И с тех пор маяк поселился у Руслана в гостиной. Он не разбирался не в технике живописи, не знал стили, и имён художников, но вот маяк, каждый раз задевал в нём за что-то живое, каждый раз глядя на эту картину, в бушующей стихии он узнавал себя, а Вика была его маяком.
— Боже, это же Гуммбах, — поражённо пробормотала Вика, обернувшись к Руслану, настолько поражённая видимо этой новостью, что даже не вздрогнула при его появлении, полностью поглощеная картиной.
— Эм-м, — хмыкнул Руслан, припоминая имя художник, — да, точно.
— Это же… — выдохнула она, — это же просто непостижимо. Он так передаёт стихию, так искусно пишет. Каждый бархан водяной, каждый пузырь морской пены, — она снова подалась вперёд, — нет, не единого похожего мазка, все оттенки различны, и слиты воедино…
Руслан, конечно, ожидал, что Вика оценит картину, но что её так торкнет, не думал.
— Это подлинник? — спросила она, переводя зачарованный взгляд на него, и вот теперь торкнуло его.
Все негативные эмоции приутихли, улеглись. Может за ночь пришло смирение с данной ситуацией. И теперь глядя на любимую женщину, Руслан любовался ей. Рассматривая на лице неподдельные эмоции удовольствия. Горящие голубые глаза, которые сейчас потемнели, как в момент наивысшего кайфа. Из убранных наверх волос, выпали кудрявые пряди, обрамив узкое, раскрасневшееся личико. Алые пухлые губы, словно вишни, горели на нём, и Руслан почувствовал непреодолимое желание впиться в них зубами, по-звериному и жёстко. Но продолжал стоять и агонизировать в себе эти яркие, колкие чувства, просто наслаждаясь этим теплом, что отогревало его черствое сердце.

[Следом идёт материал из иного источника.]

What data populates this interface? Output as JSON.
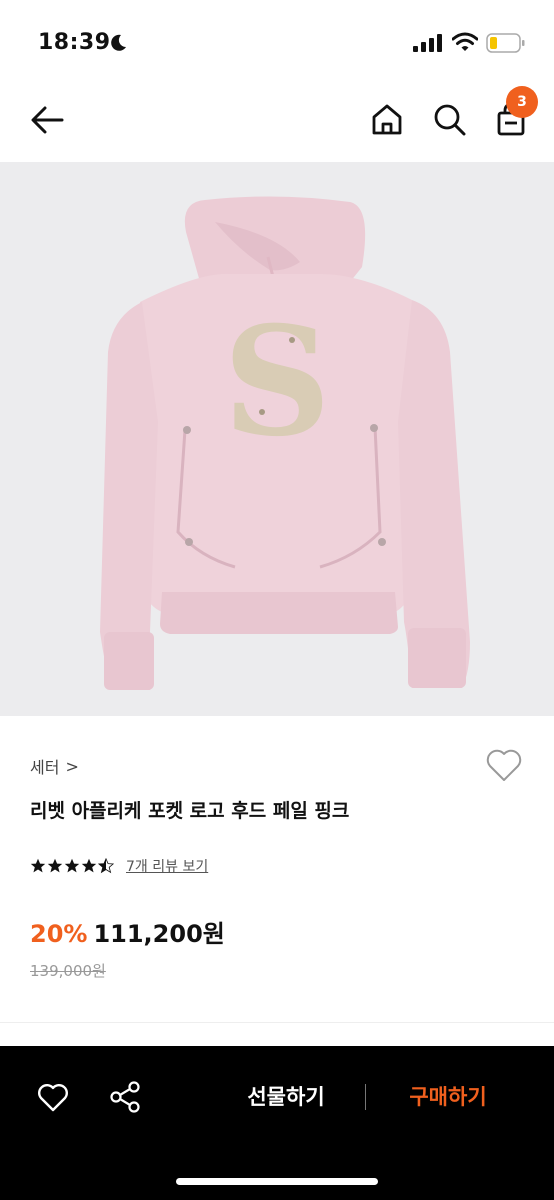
{
  "status_bar": {
    "time": "18:39",
    "icons": [
      "moon-icon",
      "signal-icon",
      "wifi-icon",
      "battery-icon"
    ]
  },
  "header": {
    "icons": [
      "back-arrow-icon",
      "home-icon",
      "search-icon",
      "shopping-bag-icon"
    ],
    "cart_count": "3"
  },
  "product": {
    "image": "pink-hoodie-photo",
    "image_letter": "S",
    "category": "세터",
    "category_chevron": ">",
    "title": "리벳 아플리케 포켓 로고 후드 페일 핑크",
    "rating": 4.5,
    "review_link": "7개 리뷰 보기",
    "discount": "20%",
    "price": "111,200원",
    "original_price": "139,000원"
  },
  "bottom_bar": {
    "gift_label": "선물하기",
    "buy_label": "구매하기"
  },
  "colors": {
    "accent": "#f0601e",
    "bottom_bar_bg": "#000000",
    "image_bg": "#ececee",
    "hoodie": "#efd2da"
  }
}
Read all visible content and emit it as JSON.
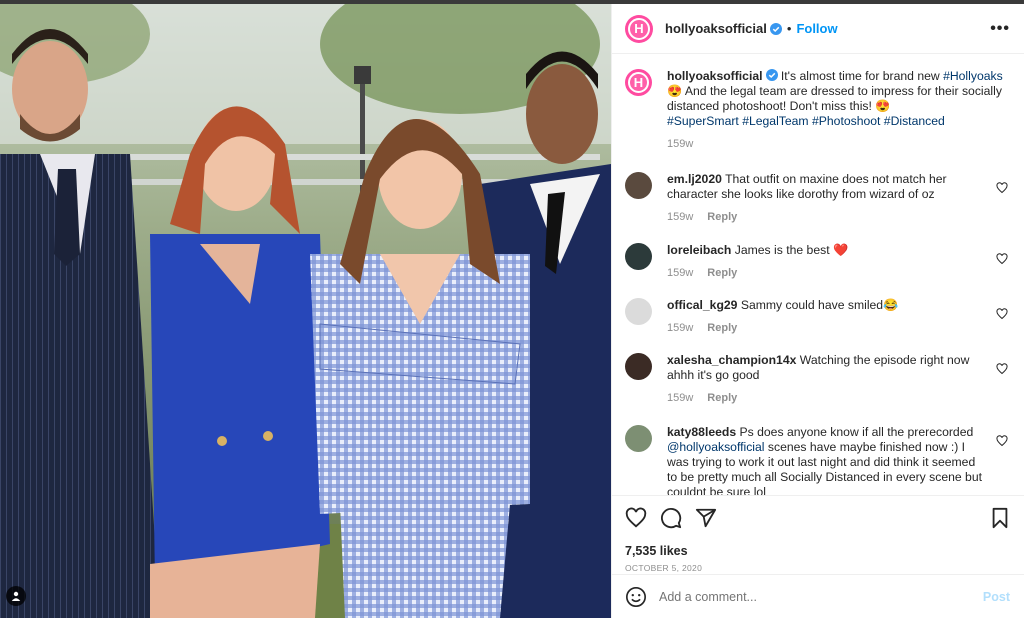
{
  "header": {
    "username": "hollyoaksofficial",
    "separator": "•",
    "follow_label": "Follow",
    "more_label": "•••",
    "avatar_letter": "H"
  },
  "caption": {
    "username": "hollyoaksofficial",
    "text_1": " It's almost time for brand new ",
    "tag_1": "#Hollyoaks",
    "text_2": " 😍 And the legal team are dressed to impress for their socially distanced photoshoot! Don't miss this! 😍",
    "hashtags": "#SuperSmart #LegalTeam #Photoshoot #Distanced",
    "time": "159w"
  },
  "comments": [
    {
      "username": "em.lj2020",
      "text": "That outfit on maxine does not match her character she looks like dorothy from wizard of oz",
      "time": "159w",
      "reply": "Reply",
      "avatar_color": "#5a4a3e"
    },
    {
      "username": "loreleibach",
      "text": "James is the best ❤️",
      "time": "159w",
      "reply": "Reply",
      "avatar_color": "#2c3a3a"
    },
    {
      "username": "offical_kg29",
      "text": "Sammy could have smiled😂",
      "time": "159w",
      "reply": "Reply",
      "avatar_color": "#dbdbdb"
    },
    {
      "username": "xalesha_champion14x",
      "text": "Watching the episode right now ahhh it's go good",
      "time": "159w",
      "reply": "Reply",
      "avatar_color": "#3b2b25"
    },
    {
      "username": "katy88leeds",
      "text_1": "Ps does anyone know if all the prerecorded ",
      "mention": "@hollyoaksofficial",
      "text_2": " scenes have maybe finished now :) I was trying to work it out last night and did think it seemed to be pretty much all Socially Distanced in every scene but couldnt be sure lol",
      "avatar_color": "#7d8f73"
    }
  ],
  "actions": {
    "likes": "7,535 likes",
    "date": "OCTOBER 5, 2020"
  },
  "add_comment": {
    "placeholder": "Add a comment...",
    "post_label": "Post"
  },
  "colors": {
    "accent": "#0095f6",
    "brand_pink": "#ff4ba0",
    "like_red": "#ed4956"
  },
  "icons": [
    "verified-icon",
    "heart-icon",
    "comment-icon",
    "share-icon",
    "bookmark-icon",
    "emoji-icon",
    "user-tag-icon"
  ]
}
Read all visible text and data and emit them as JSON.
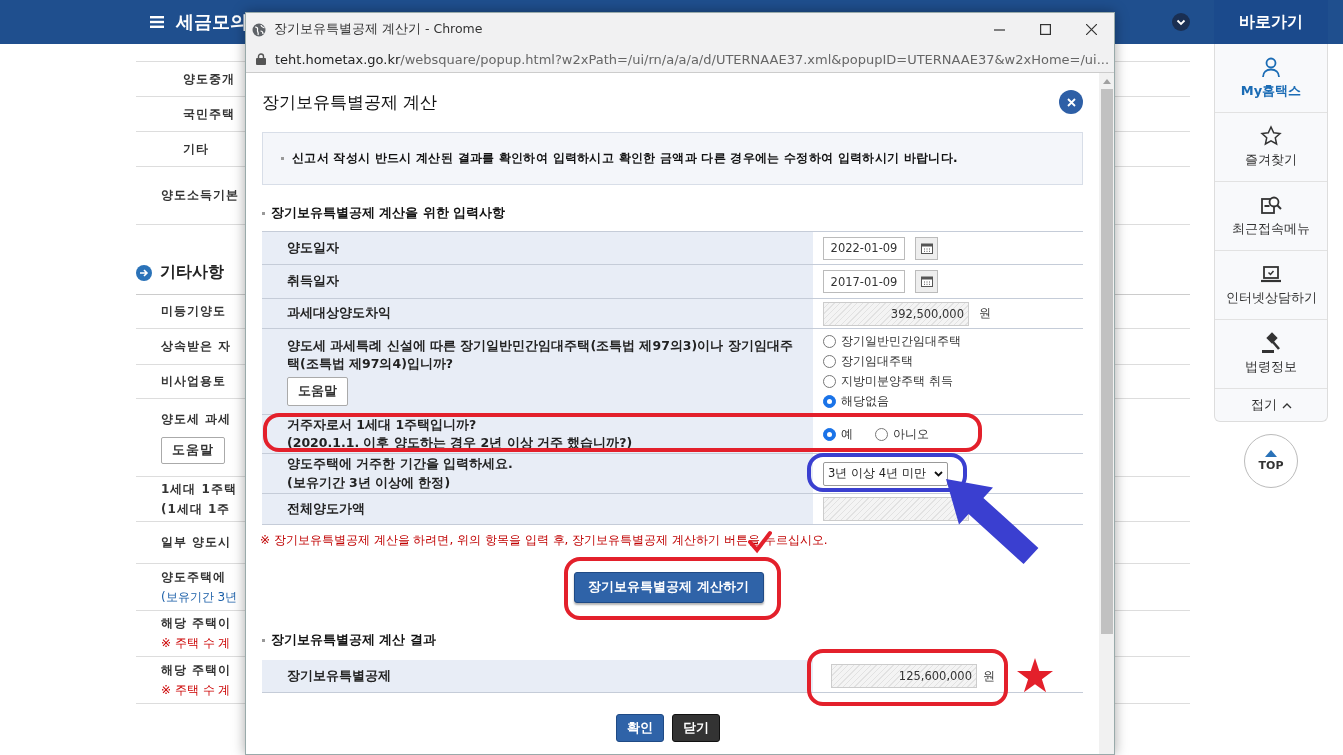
{
  "page": {
    "menu_title": "세금모의",
    "rows": [
      {
        "kind": "sub",
        "label": "양도중개"
      },
      {
        "kind": "sub",
        "label": "국민주택"
      },
      {
        "kind": "sub",
        "label": "기타"
      },
      {
        "kind": "item",
        "label": "양도소득기본"
      }
    ],
    "other_section": {
      "title": "기타사항",
      "rows": [
        {
          "lines": [
            {
              "kind": "label",
              "text": "미등기양도"
            }
          ]
        },
        {
          "lines": [
            {
              "kind": "label",
              "text": "상속받은 자"
            }
          ]
        },
        {
          "lines": [
            {
              "kind": "label",
              "text": "비사업용토"
            }
          ]
        },
        {
          "lines": [
            {
              "kind": "label",
              "text": "양도세 과세"
            }
          ],
          "button": "도움말"
        },
        {
          "lines": [
            {
              "kind": "label",
              "text": "1세대 1주택"
            },
            {
              "kind": "label",
              "text": "(1세대 1주"
            }
          ]
        },
        {
          "lines": [
            {
              "kind": "label",
              "text": "일부 양도시"
            }
          ]
        },
        {
          "lines": [
            {
              "kind": "label",
              "text": "양도주택에"
            },
            {
              "kind": "info",
              "text": "(보유기간 3년"
            }
          ]
        },
        {
          "lines": [
            {
              "kind": "label",
              "text": "해당 주택이"
            },
            {
              "kind": "warning",
              "text": "※ 주택 수 계"
            }
          ]
        },
        {
          "lines": [
            {
              "kind": "label",
              "text": "해당 주택이"
            },
            {
              "kind": "warning",
              "text": "※ 주택 수 계"
            }
          ]
        }
      ]
    }
  },
  "sidebar": {
    "title": "바로가기",
    "items": [
      {
        "label": "My홈택스",
        "active": true
      },
      {
        "label": "즐겨찾기",
        "active": false
      },
      {
        "label": "최근접속메뉴",
        "active": false
      },
      {
        "label": "인터넷상담하기",
        "active": false
      },
      {
        "label": "법령정보",
        "active": false
      }
    ],
    "collapse_label": "접기",
    "top_label": "TOP"
  },
  "popup": {
    "window_title": "장기보유특별공제 계산기 - Chrome",
    "url_host": "teht.hometax.go.kr",
    "url_path": "/websquare/popup.html?w2xPath=/ui/rn/a/a/a/d/UTERNAAE37.xml&popupID=UTERNAAE37&w2xHome=/ui...",
    "title": "장기보유특별공제 계산",
    "notice": "신고서 작성시 반드시 계산된 결과를 확인하여 입력하시고 확인한 금액과 다른 경우에는 수정하여 입력하시기 바랍니다.",
    "input_section": {
      "title": "장기보유특별공제 계산을 위한 입력사항",
      "rows": [
        {
          "kind": "date",
          "label": "양도일자",
          "value": "2022-01-09"
        },
        {
          "kind": "date",
          "label": "취득일자",
          "value": "2017-01-09"
        },
        {
          "kind": "amount",
          "label": "과세대상양도차익",
          "value": "392,500,000",
          "unit": "원"
        },
        {
          "kind": "radio-list",
          "label": "양도세 과세특례 신설에 따른 장기일반민간임대주택(조특법 제97의3)이나 장기임대주택(조특법 제97의4)입니까?",
          "help_button": "도움말",
          "options": [
            {
              "label": "장기일반민간임대주택",
              "selected": false
            },
            {
              "label": "장기임대주택",
              "selected": false
            },
            {
              "label": "지방미분양주택 취득",
              "selected": false
            },
            {
              "label": "해당없음",
              "selected": true
            }
          ]
        },
        {
          "kind": "radio-inline",
          "label": "거주자로서 1세대 1주택입니까?\n(2020.1.1. 이후 양도하는 경우 2년 이상 거주 했습니까?)",
          "red_outline": true,
          "options": [
            {
              "label": "예",
              "selected": true
            },
            {
              "label": "아니오",
              "selected": false
            }
          ]
        },
        {
          "kind": "select",
          "label": "양도주택에 거주한 기간을 입력하세요.\n(보유기간 3년 이상에 한정)",
          "value": "3년 이상 4년 미만",
          "blue_outline": true,
          "arrow_mark": true
        },
        {
          "kind": "amount",
          "label": "전체양도가액"
        }
      ]
    },
    "warning": "※ 장기보유특별공제 계산을 하려면, 위의 항목을 입력 후, 장기보유특별공제 계산하기 버튼을 누르십시오.",
    "calc_button": {
      "label": "장기보유특별공제 계산하기",
      "red_outline": true,
      "check_mark": true
    },
    "result_section": {
      "title": "장기보유특별공제 계산 결과",
      "label": "장기보유특별공제",
      "value": "125,600,000",
      "unit": "원",
      "red_outline": true,
      "star_mark": true
    },
    "buttons": [
      {
        "label": "확인",
        "kind": "primary"
      },
      {
        "label": "닫기",
        "kind": "dark"
      }
    ]
  }
}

— Да, это подлинник, — вытолкнул он из себя.
— Но она же невероятно дорогая, — выдохнула Вика, из под ресниц разглядывая его, видимо уже уловив его реакцию. Чувствовала. Ощущала, все его вибрации. А может ей нравилось разглядывать его голый торс, потому что он спустился вниз, не озаботившись одеждой, накинув только свободные спортивки. И сейчас она кокетливо, и краснея, кидала на него смущенные взоры.